Abstract 03: Antithrombin III Contributes to the Vascular Protective and Reparative Effects of Fresh Frozen Plasma Following Hemorrhagic Shock

Abstract

Introduction: Endothelial damage and extravasation are deleterious consequences of hemorrhagic shock (HS), associated with inflammation, loss of the endothelial glycocalyx barrier and hyperpermeability. Fresh frozen plasma (FFP) has been shown to preserve the glycocalyx and mitigate endothelial dysfunction following HS, although the mediators of this phenomenon remain unknown. Antithrombin III (ATIII) is a plasma protein with potent anticoagulant and anti-inflammatory activity. ATIII levels are decreased following trauma and particularly in those suffering from HS. Previous work in other disease models has shown that ATIII plays an important role in preserving the endothelial glycocalyx. We hypothesized that following HS, the vascular protective effects of FFP therapy are mediated through ATIII. Methods and Results: In vitro: Confluent endothelial cells were pre-treated with FFP (n=12), ATIII deficient FFP (AT-Def FFP, n=12) or Vehicle (n=12) followed by treatment with TNF-α. The electrical impedance was monitored in real time over 24 H to detect changes in cell-to-cell junctions. We found that FFP treatment prevented the TNF-α -induced endothelial disruption showing a 1.6 and 1.5-fold improvement at 12 and 24 H respectively (vs. Vehicle, p<0.0001).
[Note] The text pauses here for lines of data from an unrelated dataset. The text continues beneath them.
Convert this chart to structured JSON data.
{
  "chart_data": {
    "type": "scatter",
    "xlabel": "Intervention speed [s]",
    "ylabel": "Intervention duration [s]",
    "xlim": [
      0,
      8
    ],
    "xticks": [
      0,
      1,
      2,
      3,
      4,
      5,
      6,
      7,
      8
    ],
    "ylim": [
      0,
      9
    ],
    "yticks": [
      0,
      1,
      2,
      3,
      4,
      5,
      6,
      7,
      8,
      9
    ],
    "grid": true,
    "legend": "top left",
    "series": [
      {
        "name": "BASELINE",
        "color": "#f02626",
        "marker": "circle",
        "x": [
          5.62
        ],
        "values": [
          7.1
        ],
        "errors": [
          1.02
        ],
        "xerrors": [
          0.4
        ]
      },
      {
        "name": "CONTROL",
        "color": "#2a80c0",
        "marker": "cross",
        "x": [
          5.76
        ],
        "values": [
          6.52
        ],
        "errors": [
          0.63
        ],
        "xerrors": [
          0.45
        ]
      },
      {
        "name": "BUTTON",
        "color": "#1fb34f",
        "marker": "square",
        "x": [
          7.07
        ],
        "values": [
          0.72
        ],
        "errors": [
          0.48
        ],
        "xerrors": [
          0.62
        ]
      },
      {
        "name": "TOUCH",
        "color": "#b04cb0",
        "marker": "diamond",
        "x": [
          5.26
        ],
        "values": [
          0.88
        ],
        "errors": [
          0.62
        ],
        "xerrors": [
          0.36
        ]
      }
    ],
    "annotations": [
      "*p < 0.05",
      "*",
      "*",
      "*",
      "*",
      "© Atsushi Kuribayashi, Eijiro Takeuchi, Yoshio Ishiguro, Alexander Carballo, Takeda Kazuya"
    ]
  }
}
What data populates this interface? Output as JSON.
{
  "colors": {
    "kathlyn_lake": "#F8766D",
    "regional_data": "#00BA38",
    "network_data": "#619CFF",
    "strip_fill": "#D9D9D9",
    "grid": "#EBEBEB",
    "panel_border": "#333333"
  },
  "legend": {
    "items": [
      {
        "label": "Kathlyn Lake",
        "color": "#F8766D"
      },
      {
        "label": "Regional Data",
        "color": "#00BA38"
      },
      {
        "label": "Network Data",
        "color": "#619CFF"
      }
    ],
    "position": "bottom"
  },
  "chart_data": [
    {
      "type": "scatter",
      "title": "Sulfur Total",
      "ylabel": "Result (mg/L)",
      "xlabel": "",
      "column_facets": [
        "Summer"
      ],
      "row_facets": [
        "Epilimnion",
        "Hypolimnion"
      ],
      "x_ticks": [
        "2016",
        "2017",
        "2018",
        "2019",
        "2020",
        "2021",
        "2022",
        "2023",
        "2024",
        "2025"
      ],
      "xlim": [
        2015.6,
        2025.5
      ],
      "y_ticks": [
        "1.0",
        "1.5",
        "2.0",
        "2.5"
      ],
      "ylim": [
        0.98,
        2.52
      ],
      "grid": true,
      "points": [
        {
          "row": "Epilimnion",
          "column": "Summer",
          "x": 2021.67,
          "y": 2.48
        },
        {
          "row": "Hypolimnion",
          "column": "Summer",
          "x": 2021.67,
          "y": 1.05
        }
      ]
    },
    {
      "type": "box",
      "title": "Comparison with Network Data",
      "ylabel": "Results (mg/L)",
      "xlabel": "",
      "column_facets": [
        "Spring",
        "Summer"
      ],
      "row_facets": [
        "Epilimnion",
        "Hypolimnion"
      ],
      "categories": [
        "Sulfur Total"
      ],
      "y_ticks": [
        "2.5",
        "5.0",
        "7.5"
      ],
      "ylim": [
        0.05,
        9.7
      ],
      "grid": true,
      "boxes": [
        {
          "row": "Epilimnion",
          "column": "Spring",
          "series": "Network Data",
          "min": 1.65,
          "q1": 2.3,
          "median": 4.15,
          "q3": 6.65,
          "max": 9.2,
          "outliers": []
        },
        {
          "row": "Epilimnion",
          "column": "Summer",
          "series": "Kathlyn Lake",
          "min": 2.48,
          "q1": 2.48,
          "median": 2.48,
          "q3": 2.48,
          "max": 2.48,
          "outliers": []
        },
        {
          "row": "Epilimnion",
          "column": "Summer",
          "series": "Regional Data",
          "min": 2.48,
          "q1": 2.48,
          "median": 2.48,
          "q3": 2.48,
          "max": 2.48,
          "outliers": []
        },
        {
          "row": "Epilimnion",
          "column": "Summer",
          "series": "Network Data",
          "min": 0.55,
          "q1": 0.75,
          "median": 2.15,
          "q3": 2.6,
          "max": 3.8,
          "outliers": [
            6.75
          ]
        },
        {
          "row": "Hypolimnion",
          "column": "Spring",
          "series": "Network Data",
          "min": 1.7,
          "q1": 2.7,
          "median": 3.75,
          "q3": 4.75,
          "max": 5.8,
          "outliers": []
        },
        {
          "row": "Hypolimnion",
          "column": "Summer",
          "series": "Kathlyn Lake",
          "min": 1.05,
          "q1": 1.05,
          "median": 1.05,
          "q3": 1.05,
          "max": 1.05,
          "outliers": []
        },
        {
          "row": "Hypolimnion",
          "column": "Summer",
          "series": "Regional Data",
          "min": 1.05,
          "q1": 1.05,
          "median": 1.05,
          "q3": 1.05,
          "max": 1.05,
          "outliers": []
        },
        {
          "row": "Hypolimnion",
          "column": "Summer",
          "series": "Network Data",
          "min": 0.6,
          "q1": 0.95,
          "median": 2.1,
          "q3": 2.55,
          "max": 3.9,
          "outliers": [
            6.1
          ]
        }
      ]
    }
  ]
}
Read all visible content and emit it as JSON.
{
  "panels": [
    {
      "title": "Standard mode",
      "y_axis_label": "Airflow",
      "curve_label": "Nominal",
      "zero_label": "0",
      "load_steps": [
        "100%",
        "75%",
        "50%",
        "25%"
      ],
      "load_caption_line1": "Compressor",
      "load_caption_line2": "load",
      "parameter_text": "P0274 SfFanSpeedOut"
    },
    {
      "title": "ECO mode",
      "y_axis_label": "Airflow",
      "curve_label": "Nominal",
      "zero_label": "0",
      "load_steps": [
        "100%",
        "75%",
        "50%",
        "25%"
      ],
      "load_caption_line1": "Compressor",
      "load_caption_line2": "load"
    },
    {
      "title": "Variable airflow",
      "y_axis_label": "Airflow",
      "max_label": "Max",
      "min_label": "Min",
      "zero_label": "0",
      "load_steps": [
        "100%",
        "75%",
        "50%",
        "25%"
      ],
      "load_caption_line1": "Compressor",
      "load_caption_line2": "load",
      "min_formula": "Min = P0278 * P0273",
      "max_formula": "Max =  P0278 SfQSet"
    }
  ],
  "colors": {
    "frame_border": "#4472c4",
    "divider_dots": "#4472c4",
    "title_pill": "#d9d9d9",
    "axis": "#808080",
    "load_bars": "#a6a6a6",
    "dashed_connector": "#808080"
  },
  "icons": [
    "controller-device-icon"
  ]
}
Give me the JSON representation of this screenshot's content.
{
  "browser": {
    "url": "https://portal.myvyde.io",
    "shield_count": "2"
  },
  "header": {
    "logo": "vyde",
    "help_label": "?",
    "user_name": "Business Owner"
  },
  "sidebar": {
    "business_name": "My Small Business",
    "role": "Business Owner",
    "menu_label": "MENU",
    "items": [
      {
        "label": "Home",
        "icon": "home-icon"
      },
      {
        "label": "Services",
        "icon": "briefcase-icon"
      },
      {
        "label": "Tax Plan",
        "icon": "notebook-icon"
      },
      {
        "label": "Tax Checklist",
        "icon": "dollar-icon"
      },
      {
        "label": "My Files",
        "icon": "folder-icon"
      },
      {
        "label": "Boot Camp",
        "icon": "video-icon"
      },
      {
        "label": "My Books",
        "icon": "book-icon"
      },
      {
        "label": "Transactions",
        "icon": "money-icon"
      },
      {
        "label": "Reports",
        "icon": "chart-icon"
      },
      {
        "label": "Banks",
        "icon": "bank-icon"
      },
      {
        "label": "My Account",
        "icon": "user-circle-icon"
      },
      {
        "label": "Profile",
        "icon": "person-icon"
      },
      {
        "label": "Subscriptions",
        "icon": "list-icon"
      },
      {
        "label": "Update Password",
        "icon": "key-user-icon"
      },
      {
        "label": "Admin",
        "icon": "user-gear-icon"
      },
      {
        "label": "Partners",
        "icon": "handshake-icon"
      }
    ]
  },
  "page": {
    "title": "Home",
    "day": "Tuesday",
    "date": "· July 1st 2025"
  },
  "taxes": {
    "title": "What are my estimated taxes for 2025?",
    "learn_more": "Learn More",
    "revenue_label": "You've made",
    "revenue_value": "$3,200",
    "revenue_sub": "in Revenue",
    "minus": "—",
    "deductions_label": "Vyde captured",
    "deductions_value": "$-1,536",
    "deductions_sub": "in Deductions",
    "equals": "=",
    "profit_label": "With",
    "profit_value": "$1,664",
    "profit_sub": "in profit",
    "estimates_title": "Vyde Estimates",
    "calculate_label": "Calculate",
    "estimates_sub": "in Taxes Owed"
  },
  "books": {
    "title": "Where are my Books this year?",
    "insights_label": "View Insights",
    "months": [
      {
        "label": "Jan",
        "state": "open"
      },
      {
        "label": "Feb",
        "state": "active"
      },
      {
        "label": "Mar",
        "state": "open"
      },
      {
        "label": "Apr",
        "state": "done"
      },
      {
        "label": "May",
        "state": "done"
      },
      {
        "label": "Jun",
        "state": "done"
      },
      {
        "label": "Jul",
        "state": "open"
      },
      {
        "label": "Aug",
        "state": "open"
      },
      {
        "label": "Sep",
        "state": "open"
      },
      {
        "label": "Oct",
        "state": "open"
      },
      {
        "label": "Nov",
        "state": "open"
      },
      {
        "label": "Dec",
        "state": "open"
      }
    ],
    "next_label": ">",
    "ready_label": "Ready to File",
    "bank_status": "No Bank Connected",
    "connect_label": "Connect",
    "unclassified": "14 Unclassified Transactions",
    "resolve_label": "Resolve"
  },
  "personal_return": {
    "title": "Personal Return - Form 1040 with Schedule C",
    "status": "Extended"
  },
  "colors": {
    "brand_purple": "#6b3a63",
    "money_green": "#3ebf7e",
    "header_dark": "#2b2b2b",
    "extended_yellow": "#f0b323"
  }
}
AT-Def FFP showed some protection at 12 H (1.2-fold vs. Vehicle, p=0.05), although it was not maintained at 24 H (0.86-fold vs. Vehicle, p=0.34). In vivo: Under anesthesia , 30 male mice were subjected to a well-described fixed pressure exsanguination model. HS was achieved by sustaining a MAP of 35 mmHg for 90 min followed by resuscitation with either FFP (n=10) or AT-Def FFP (n=10). The expression of the glycocalyx marker, syndecan-1, in lung tissue was measured by immunofluorescence. We found that syndecan-1 expression increased in the FFP treatment group (1.6±0.4, p=0.001) vs. Control (1.0±0.26, n=10). However, these effects were absent in the AT-Def FFP treated group (1.3 ±0.3, p=0.13). Conclusions: These results suggest that ATIII mediates both the protective and reparative effects of FFP. Further studies are needed to elucidate the endothelial intracellular and extracellular signaling pathways mediating the ATIII-induced endothelial barrier preservation.